Unfortunately, Kimi k1.5 is not an open-source AI model nor released for public use, so its actual performance cannot be verified yet. Still, the methods used confirm that general RL approaches, combined with the right policy functions, may be sufficient to obtain o1-level AI reasoning model performance.
Mind Evolution: Evolving Deeper LLM Thinking
The paper Evolving Deeper LLM Thinking from Google DeepMind presents Mind Evolution, an approach to problem-solving with LLMs by using evolutionary search and scaling inference time computation.
The Mind Evolution approach leverages an LLM to iteratively generate, recombine, and refine candidate solutions, guided by feedback from a solution evaluator. Unlike traditional methods like Best-of-N, which broadly searches for independent solutions, Mind Evolution combines broad exploration with deep refinement, optimizing solutions globally rather than stepwise.
Results demonstrated Mind Evolution's superior performance for planning tasks, sharing examples like planning travel:
Controlling for inference cost, we find that Mind Evolution significantly outperforms other inference strategies such as Best-of-N and Sequential Revision in natural language planning tasks. In the TravelPlanner and Natural Plan benchmarks, Mind Evolution solves more than 98% of the problem instances using Gemini 1.5 Pro without the use of a formal solver.
This work demonstrates the potential of evolutionary search in optimizing LLM performance in complex, real-world scenarios.
The Lessons of Developing Process Reward Models in Mathematical Reasoning
The paper The Lessons of Developing Process Reward Models in Mathematical Reasoning addresses challenges in developing Process Reward Models (PRMs) for mathematical reasoning in LLMs. PRMs aim to improve the AI reasoning process by rewarding correct reasoning steps. However, PRMs face challenges in proper data annotation and evaluation accuracy.
The study identifies limitations in using Monte Carlo (MC) estimation for data annotation, which often leads to inferior performance compared to LLM-as-a-judge and human annotation methods. The authors attribute this to MC estimation's reliance on completion models, which can produce correct answers from incorrect steps, thereby introducing noise.

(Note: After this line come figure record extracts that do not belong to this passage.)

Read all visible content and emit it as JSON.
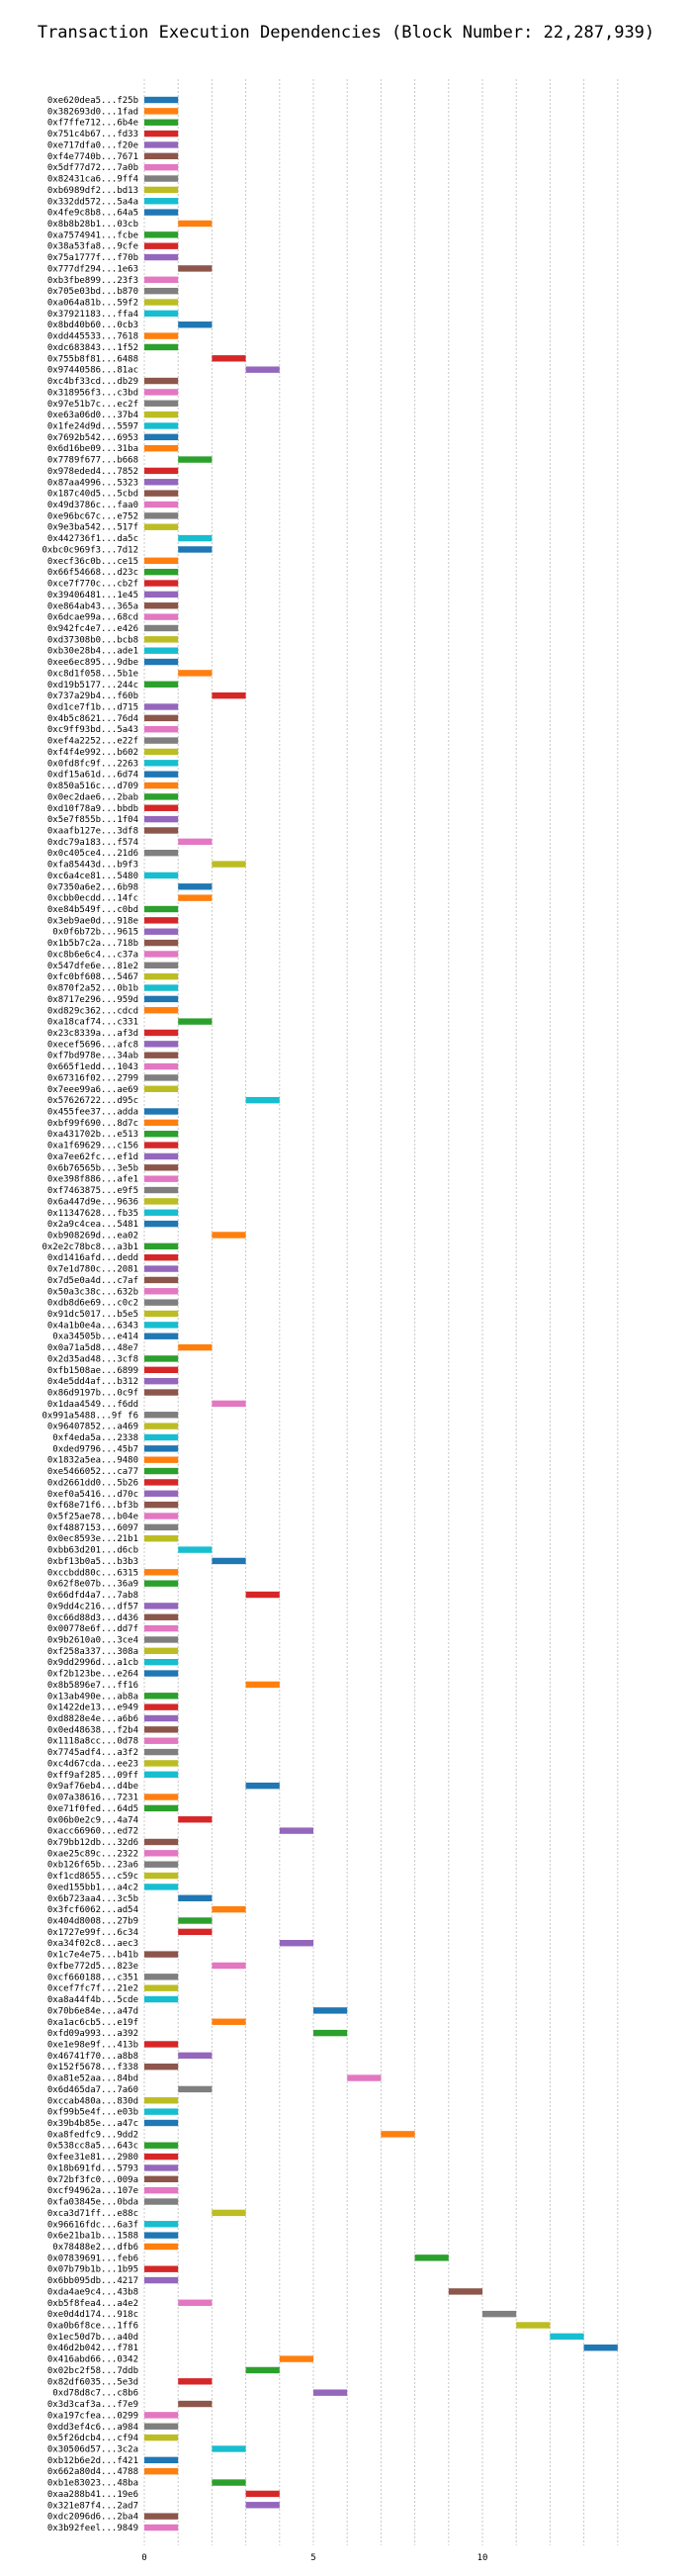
{
  "chart_data": {
    "type": "bar",
    "orientation": "horizontal",
    "title": "Transaction Execution Dependencies (Block Number: 22,287,939)",
    "xlabel": "",
    "ylabel": "",
    "xlim": [
      0,
      14.5
    ],
    "xticks": [
      0,
      5,
      10
    ],
    "grid": "vertical dotted lines at every integer",
    "legend": "none",
    "palette": [
      "#1f77b4",
      "#ff7f0e",
      "#2ca02c",
      "#d62728",
      "#9467bd",
      "#8c564b",
      "#e377c2",
      "#7f7f7f",
      "#bcbd22",
      "#17becf"
    ],
    "rows": [
      [
        "0xe620dea5...f25b",
        0
      ],
      [
        "0x382693d0...1fad",
        0
      ],
      [
        "0xf7ffe712...6b4e",
        0
      ],
      [
        "0x751c4b67...fd33",
        0
      ],
      [
        "0xe717dfa0...f20e",
        0
      ],
      [
        "0xf4e7740b...7671",
        0
      ],
      [
        "0x5df77d72...7a0b",
        0
      ],
      [
        "0x82431ca6...9ff4",
        0
      ],
      [
        "0xb6989df2...bd13",
        0
      ],
      [
        "0x332dd572...5a4a",
        0
      ],
      [
        "0x4fe9c8b8...64a5",
        0
      ],
      [
        "0x8b8b28b1...03cb",
        1
      ],
      [
        "0xa7574941...fcbe",
        0
      ],
      [
        "0x38a53fa8...9cfe",
        0
      ],
      [
        "0x75a1777f...f70b",
        0
      ],
      [
        "0x777df294...1e63",
        1
      ],
      [
        "0xb3fbe899...23f3",
        0
      ],
      [
        "0x705e03bd...b870",
        0
      ],
      [
        "0xa064a81b...59f2",
        0
      ],
      [
        "0x37921183...ffa4",
        0
      ],
      [
        "0x8bd40b60...0cb3",
        1
      ],
      [
        "0xdd445533...7618",
        0
      ],
      [
        "0xdc683843...1f52",
        0
      ],
      [
        "0x755b8f81...6488",
        2
      ],
      [
        "0x97440586...81ac",
        3
      ],
      [
        "0xc4bf33cd...db29",
        0
      ],
      [
        "0x318956f3...c3bd",
        0
      ],
      [
        "0x97e51b7c...ec2f",
        0
      ],
      [
        "0xe63a06d0...37b4",
        0
      ],
      [
        "0x1fe24d9d...5597",
        0
      ],
      [
        "0x7692b542...6953",
        0
      ],
      [
        "0x6d16be09...31ba",
        0
      ],
      [
        "0x7789f677...b668",
        1
      ],
      [
        "0x978eded4...7852",
        0
      ],
      [
        "0x87aa4996...5323",
        0
      ],
      [
        "0x187c40d5...5cbd",
        0
      ],
      [
        "0x49d3786c...faa0",
        0
      ],
      [
        "0xe96bc67c...e752",
        0
      ],
      [
        "0x9e3ba542...517f",
        0
      ],
      [
        "0x442736f1...da5c",
        1
      ],
      [
        "0xbc0c969f3...7d12",
        1
      ],
      [
        "0xecf36c0b...ce15",
        0
      ],
      [
        "0x66f54668...d23c",
        0
      ],
      [
        "0xce7f770c...cb2f",
        0
      ],
      [
        "0x39406481...1e45",
        0
      ],
      [
        "0xe864ab43...365a",
        0
      ],
      [
        "0x6dcae99a...68cd",
        0
      ],
      [
        "0x942fc4e7...e426",
        0
      ],
      [
        "0xd37308b0...bcb8",
        0
      ],
      [
        "0xb30e28b4...ade1",
        0
      ],
      [
        "0xee6ec895...9dbe",
        0
      ],
      [
        "0xc8d1f058...5b1e",
        1
      ],
      [
        "0xd19b5177...244c",
        0
      ],
      [
        "0x737a29b4...f60b",
        2
      ],
      [
        "0xd1ce7f1b...d715",
        0
      ],
      [
        "0x4b5c8621...76d4",
        0
      ],
      [
        "0xc9ff93bd...5a43",
        0
      ],
      [
        "0xef4a2252...e22f",
        0
      ],
      [
        "0xf4f4e992...b602",
        0
      ],
      [
        "0x0fd8fc9f...2263",
        0
      ],
      [
        "0xdf15a61d...6d74",
        0
      ],
      [
        "0x850a516c...d709",
        0
      ],
      [
        "0x0ec2dae6...2bab",
        0
      ],
      [
        "0xd10f78a9...bbdb",
        0
      ],
      [
        "0x5e7f855b...1f04",
        0
      ],
      [
        "0xaafb127e...3df8",
        0
      ],
      [
        "0xdc79a183...f574",
        1
      ],
      [
        "0x0c405ce4...21d6",
        0
      ],
      [
        "0xfa85443d...b9f3",
        2
      ],
      [
        "0xc6a4ce81...5480",
        0
      ],
      [
        "0x7350a6e2...6b98",
        1
      ],
      [
        "0xcbb0ecdd...14fc",
        1
      ],
      [
        "0xe84b549f...c0bd",
        0
      ],
      [
        "0x3eb9ae0d...918e",
        0
      ],
      [
        "0x0f6b72b...9615",
        0
      ],
      [
        "0x1b5b7c2a...718b",
        0
      ],
      [
        "0xc8b6e6c4...c37a",
        0
      ],
      [
        "0x547dfe6e...81e2",
        0
      ],
      [
        "0xfc0bf608...5467",
        0
      ],
      [
        "0x870f2a52...0b1b",
        0
      ],
      [
        "0x8717e296...959d",
        0
      ],
      [
        "0xd829c362...cdcd",
        0
      ],
      [
        "0xa18caf74...c331",
        1
      ],
      [
        "0x23c8339a...af3d",
        0
      ],
      [
        "0xecef5696...afc8",
        0
      ],
      [
        "0xf7bd978e...34ab",
        0
      ],
      [
        "0x665f1edd...1043",
        0
      ],
      [
        "0x67316f02...2799",
        0
      ],
      [
        "0x7eee99a6...ae69",
        0
      ],
      [
        "0x57626722...d95c",
        3
      ],
      [
        "0x455fee37...adda",
        0
      ],
      [
        "0xbf99f690...8d7c",
        0
      ],
      [
        "0xa431702b...e513",
        0
      ],
      [
        "0xa1f69629...c156",
        0
      ],
      [
        "0xa7ee62fc...ef1d",
        0
      ],
      [
        "0x6b76565b...3e5b",
        0
      ],
      [
        "0xe398f886...afe1",
        0
      ],
      [
        "0xf7463875...e9f5",
        0
      ],
      [
        "0x6a447d9e...9636",
        0
      ],
      [
        "0x11347628...fb35",
        0
      ],
      [
        "0x2a9c4cea...5481",
        0
      ],
      [
        "0xb908269d...ea02",
        2
      ],
      [
        "0x2e2c78bc8...a3b1",
        0
      ],
      [
        "0xd1416afd...dedd",
        0
      ],
      [
        "0x7e1d780c...2081",
        0
      ],
      [
        "0x7d5e0a4d...c7af",
        0
      ],
      [
        "0x50a3c38c...632b",
        0
      ],
      [
        "0xdb8d6e69...c0c2",
        0
      ],
      [
        "0x91dc5017...b5e5",
        0
      ],
      [
        "0x4a1b0e4a...6343",
        0
      ],
      [
        "0xa34505b...e414",
        0
      ],
      [
        "0x0a71a5d8...48e7",
        1
      ],
      [
        "0x2d35ad48...3cf8",
        0
      ],
      [
        "0xfb1508ae...6899",
        0
      ],
      [
        "0x4e5dd4af...b312",
        0
      ],
      [
        "0x86d9197b...0c9f",
        0
      ],
      [
        "0x1daa4549...f6dd",
        2
      ],
      [
        "0x991a5488...9f f6",
        0
      ],
      [
        "0x96407852...a469",
        0
      ],
      [
        "0xf4eda5a...2338",
        0
      ],
      [
        "0xded9796...45b7",
        0
      ],
      [
        "0x1832a5ea...9480",
        0
      ],
      [
        "0xe5466052...ca77",
        0
      ],
      [
        "0xd2661dd0...5b26",
        0
      ],
      [
        "0xef0a5416...d70c",
        0
      ],
      [
        "0xf68e71f6...bf3b",
        0
      ],
      [
        "0x5f25ae78...b04e",
        0
      ],
      [
        "0xf4887153...6097",
        0
      ],
      [
        "0x0ec8593e...21b1",
        0
      ],
      [
        "0xbb63d201...d6cb",
        1
      ],
      [
        "0xbf13b0a5...b3b3",
        2
      ],
      [
        "0xccbdd80c...6315",
        0
      ],
      [
        "0x62f8e07b...36a9",
        0
      ],
      [
        "0x66dfd4a7...7ab8",
        3
      ],
      [
        "0x9dd4c216...df57",
        0
      ],
      [
        "0xc66d88d3...d436",
        0
      ],
      [
        "0x00778e6f...dd7f",
        0
      ],
      [
        "0x9b2610a0...3ce4",
        0
      ],
      [
        "0xf258a337...308a",
        0
      ],
      [
        "0x9dd2996d...a1cb",
        0
      ],
      [
        "0xf2b123be...e264",
        0
      ],
      [
        "0x8b5896e7...ff16",
        3
      ],
      [
        "0x13ab490e...ab8a",
        0
      ],
      [
        "0x1422de13...e949",
        0
      ],
      [
        "0xd8828e4e...a6b6",
        0
      ],
      [
        "0x0ed48638...f2b4",
        0
      ],
      [
        "0x1118a8cc...0d78",
        0
      ],
      [
        "0x7745adf4...a3f2",
        0
      ],
      [
        "0xc4d67cda...ee23",
        0
      ],
      [
        "0xff9af285...09ff",
        0
      ],
      [
        "0x9af76eb4...d4be",
        3
      ],
      [
        "0x07a38616...7231",
        0
      ],
      [
        "0xe71f0fed...64d5",
        0
      ],
      [
        "0x06b0e2c9...4a74",
        1
      ],
      [
        "0xacc66960...ed72",
        4
      ],
      [
        "0x79bb12db...32d6",
        0
      ],
      [
        "0xae25c89c...2322",
        0
      ],
      [
        "0xb126f65b...23a6",
        0
      ],
      [
        "0xf1cd8655...c59c",
        0
      ],
      [
        "0xed155bb1...a4c2",
        0
      ],
      [
        "0x6b723aa4...3c5b",
        1
      ],
      [
        "0x3fcf6062...ad54",
        2
      ],
      [
        "0x404d8008...27b9",
        1
      ],
      [
        "0x1727e99f...6c34",
        1
      ],
      [
        "0xa34f02c8...aec3",
        4
      ],
      [
        "0x1c7e4e75...b41b",
        0
      ],
      [
        "0xfbe772d5...823e",
        2
      ],
      [
        "0xcf660188...c351",
        0
      ],
      [
        "0xcef7fc7f...21e2",
        0
      ],
      [
        "0xa8a44f4b...5cde",
        0
      ],
      [
        "0x70b6e84e...a47d",
        5
      ],
      [
        "0xa1ac6cb5...e19f",
        2
      ],
      [
        "0xfd09a993...a392",
        5
      ],
      [
        "0xe1e98e9f...413b",
        0
      ],
      [
        "0x46741f70...a8b8",
        1
      ],
      [
        "0x152f5678...f338",
        0
      ],
      [
        "0xa81e52aa...84bd",
        6
      ],
      [
        "0x6d465da7...7a60",
        1
      ],
      [
        "0xccab480a...830d",
        0
      ],
      [
        "0xf99b5e4f...e03b",
        0
      ],
      [
        "0x39b4b85e...a47c",
        0
      ],
      [
        "0xa8fedfc9...9dd2",
        7
      ],
      [
        "0x538cc8a5...643c",
        0
      ],
      [
        "0xfee31e81...2980",
        0
      ],
      [
        "0x18b691fd...5793",
        0
      ],
      [
        "0x72bf3fc0...009a",
        0
      ],
      [
        "0xcf94962a...107e",
        0
      ],
      [
        "0xfa03845e...0bda",
        0
      ],
      [
        "0xca3d71ff...e88c",
        2
      ],
      [
        "0x96616fdc...6a3f",
        0
      ],
      [
        "0x6e21ba1b...1588",
        0
      ],
      [
        "0x78488e2...dfb6",
        0
      ],
      [
        "0x07839691...feb6",
        8
      ],
      [
        "0x07b79b1b...1b95",
        0
      ],
      [
        "0x6bb095db...4217",
        0
      ],
      [
        "0xda4ae9c4...43b8",
        9
      ],
      [
        "0xb5f8fea4...a4e2",
        1
      ],
      [
        "0xe0d4d174...918c",
        10
      ],
      [
        "0xa0b6f8ce...1ff6",
        11
      ],
      [
        "0x1ec50d7b...a40d",
        12
      ],
      [
        "0x46d2b042...f781",
        13
      ],
      [
        "0x416abd66...0342",
        4
      ],
      [
        "0x02bc2f58...7ddb",
        3
      ],
      [
        "0x82df6035...5e3d",
        1
      ],
      [
        "0xd78d8c7...c8b6",
        5
      ],
      [
        "0x3d3caf3a...f7e9",
        1
      ],
      [
        "0xa197cfea...0299",
        0
      ],
      [
        "0xdd3ef4c6...a984",
        0
      ],
      [
        "0x5f26dcb4...cf94",
        0
      ],
      [
        "0x30506d57...3c2a",
        2
      ],
      [
        "0xb12b6e2d...f421",
        0
      ],
      [
        "0x662a80d4...4788",
        0
      ],
      [
        "0xb1e83023...48ba",
        2
      ],
      [
        "0xaa288b41...19e6",
        3
      ],
      [
        "0x321e87f4...2ad7",
        3
      ],
      [
        "0xdc2096d6...2ba4",
        0
      ],
      [
        "0x3b92feel...9849",
        0
      ]
    ]
  }
}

The paper also highlights biases in Best-of-N (BoN) evaluation strategies, where unreliable policy models generate responses with correct answers but flawed processes, misaligning BoN evaluation with PRM objectives.
Their solution to these PRM challenges:
To address these challenges, we develop a consensus filtering mechanism that effectively integrates MC estimation with LLM-as-a-judge and advocates a more comprehensive evaluation framework that combines response-level and step-level metrics. Based on the mechanisms, we significantly improve both model performance and data efficiency in the BoN evaluation and the stepwise error identification task.
The authors demonstrate improved model performance and data efficiency using their consensus filtering mechanism and release a new state-of-the-art PRM, "Qwen2.5-Math-PRM," which outperforms existing open-source alternatives.

The study provides practical guidelines for future research in building better PRM-based AI reasoning models, and it shows the importance of stringent data filtering and comprehensive evaluation strategies when using Process Reward Models.